Tech 2.0 for Thursday, March 13, 2014
Facebook CEO Mark Zuckerberg says he's called President Barack Obama to express his frustration over what he says is long-lasting damage caused by the U.S. government's surveillance programs. Posting on his Facebook page, Zuckerberg wrote Thursday that he's "been so confused and frustrated by the repeated reports of the behavior of the U.S. government." He adds that when Facebook's "engineers work tirelessly to improve security, we imagine we're protecting you against criminals, not our own government." The post comes a day after the news site Intercept reported that the National Security Agency has impersonated a Facebook server to infect surveillance targets' computers and get files from a hard drive. The NSA says the report is "inaccurate." White House spokeswoman Caitlin Hayden confirmed that the president spoke with Zuckerberg.

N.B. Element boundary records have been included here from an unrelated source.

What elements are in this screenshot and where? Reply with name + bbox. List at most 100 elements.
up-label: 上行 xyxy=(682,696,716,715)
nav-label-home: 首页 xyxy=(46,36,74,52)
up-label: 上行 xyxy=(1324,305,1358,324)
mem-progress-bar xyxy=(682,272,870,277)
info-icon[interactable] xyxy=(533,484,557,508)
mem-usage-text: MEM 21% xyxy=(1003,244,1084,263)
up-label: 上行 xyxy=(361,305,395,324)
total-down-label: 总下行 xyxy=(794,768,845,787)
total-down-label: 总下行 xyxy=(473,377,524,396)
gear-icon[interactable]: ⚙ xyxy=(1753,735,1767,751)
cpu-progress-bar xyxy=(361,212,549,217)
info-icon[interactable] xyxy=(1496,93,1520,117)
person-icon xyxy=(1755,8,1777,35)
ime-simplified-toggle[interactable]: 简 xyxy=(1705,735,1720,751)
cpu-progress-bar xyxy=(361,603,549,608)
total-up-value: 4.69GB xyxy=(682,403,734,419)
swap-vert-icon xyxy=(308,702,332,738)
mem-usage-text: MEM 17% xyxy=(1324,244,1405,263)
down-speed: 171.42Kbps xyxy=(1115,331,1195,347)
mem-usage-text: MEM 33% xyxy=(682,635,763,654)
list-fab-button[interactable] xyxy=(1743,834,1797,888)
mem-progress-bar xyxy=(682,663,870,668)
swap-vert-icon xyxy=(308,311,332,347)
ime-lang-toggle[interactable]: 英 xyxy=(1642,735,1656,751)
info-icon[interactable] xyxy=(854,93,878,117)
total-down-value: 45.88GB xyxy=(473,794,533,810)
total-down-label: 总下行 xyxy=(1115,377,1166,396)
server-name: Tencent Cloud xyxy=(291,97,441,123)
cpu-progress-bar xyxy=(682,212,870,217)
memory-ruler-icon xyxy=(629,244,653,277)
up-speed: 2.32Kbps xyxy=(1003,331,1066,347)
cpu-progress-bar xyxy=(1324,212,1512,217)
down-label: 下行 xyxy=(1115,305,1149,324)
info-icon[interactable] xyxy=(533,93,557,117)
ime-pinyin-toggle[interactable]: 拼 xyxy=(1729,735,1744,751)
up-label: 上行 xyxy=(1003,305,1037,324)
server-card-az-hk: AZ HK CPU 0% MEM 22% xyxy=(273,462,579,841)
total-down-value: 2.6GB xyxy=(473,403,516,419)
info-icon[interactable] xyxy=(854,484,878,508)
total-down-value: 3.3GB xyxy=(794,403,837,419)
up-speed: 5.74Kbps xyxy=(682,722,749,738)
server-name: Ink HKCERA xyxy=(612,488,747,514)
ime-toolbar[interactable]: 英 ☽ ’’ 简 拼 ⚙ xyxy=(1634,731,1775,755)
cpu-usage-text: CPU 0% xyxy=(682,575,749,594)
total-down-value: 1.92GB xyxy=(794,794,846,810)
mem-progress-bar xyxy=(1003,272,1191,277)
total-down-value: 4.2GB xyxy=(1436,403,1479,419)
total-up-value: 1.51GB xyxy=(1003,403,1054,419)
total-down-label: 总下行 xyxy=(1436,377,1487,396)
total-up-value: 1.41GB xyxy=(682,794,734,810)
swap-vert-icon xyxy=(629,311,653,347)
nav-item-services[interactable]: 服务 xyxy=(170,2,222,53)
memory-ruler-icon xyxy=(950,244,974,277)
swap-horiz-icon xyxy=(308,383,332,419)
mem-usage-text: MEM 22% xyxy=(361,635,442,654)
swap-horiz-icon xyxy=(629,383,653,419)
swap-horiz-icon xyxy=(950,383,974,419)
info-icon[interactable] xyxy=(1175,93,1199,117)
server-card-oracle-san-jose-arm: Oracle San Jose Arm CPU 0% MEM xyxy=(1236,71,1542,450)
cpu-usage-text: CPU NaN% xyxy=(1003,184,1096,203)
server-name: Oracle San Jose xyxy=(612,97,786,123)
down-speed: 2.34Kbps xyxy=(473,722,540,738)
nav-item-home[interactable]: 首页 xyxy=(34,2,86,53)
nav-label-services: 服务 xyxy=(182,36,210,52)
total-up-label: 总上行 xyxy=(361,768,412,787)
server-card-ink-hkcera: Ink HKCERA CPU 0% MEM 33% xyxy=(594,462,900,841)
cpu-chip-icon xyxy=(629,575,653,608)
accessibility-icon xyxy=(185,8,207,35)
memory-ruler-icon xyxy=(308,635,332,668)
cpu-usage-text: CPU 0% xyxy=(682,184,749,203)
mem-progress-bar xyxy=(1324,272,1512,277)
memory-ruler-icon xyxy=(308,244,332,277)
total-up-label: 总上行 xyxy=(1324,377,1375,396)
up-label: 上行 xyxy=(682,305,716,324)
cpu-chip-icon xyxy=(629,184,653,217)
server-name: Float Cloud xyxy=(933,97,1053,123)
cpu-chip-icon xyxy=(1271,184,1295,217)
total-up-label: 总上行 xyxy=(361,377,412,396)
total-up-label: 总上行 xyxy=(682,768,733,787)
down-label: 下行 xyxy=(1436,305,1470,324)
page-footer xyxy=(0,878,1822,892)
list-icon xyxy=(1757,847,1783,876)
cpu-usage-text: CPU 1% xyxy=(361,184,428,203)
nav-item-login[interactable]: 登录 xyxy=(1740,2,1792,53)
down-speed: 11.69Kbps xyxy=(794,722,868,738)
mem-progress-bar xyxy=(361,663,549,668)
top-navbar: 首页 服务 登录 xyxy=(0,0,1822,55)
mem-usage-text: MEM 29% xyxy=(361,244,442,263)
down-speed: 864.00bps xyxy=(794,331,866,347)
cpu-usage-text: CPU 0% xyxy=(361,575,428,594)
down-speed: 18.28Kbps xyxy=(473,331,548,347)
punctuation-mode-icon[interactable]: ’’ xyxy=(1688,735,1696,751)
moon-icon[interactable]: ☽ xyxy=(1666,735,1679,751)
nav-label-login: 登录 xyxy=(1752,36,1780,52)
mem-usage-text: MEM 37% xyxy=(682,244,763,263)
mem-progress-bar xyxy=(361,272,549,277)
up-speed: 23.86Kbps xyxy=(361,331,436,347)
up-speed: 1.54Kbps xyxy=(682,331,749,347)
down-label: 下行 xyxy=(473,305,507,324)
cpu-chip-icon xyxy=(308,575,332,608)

Russia's communications agency has banned four websites notable for their criticism of the government, including one run by opposition figure and former chess champion Garry Kasparov. A communications watchdog said Thursday that Grani.ru, Kasparov.ru and Yezhednevny Zhurnal have carried incitements to unlawful behavior and participation in unauthorized mass gatherings. The ban was requested by the Prosecutor General's Office and Internet providers are now under instructions to implement the block. Prominent opposition leader Alexei Navalnvy's blog also has been banned over the alleged violation of the terms of the two-month house arrest that he is currently serving. The move marks the latest crackdown on the increasingly diminishing ranks of independent media in Russia.Google has taken its all-seeing eyes on a trip that few experience: the Colorado River through the Grand Canyon. The search giant partnered with the advocacy group American Rivers to showcase views of nearly 300 miles of whitewater rapids, towering red canyon walls and geologic history. The imagery captured from Lees Ferry south of Page to Pearce Ferry at Lake Mead went live Thursday. Google project lead Karin Tuxen-Bettman says the 360-degree views also aim to educate people on water conservation. Federal officials and environmentalist have been raising alarms recently about demand outstripping supply on the river serving some 40 million people in seven Western states. Grand Canyon National Park limits the number of people who can raft the river each year. Google's venture allows people to take the trip virtually.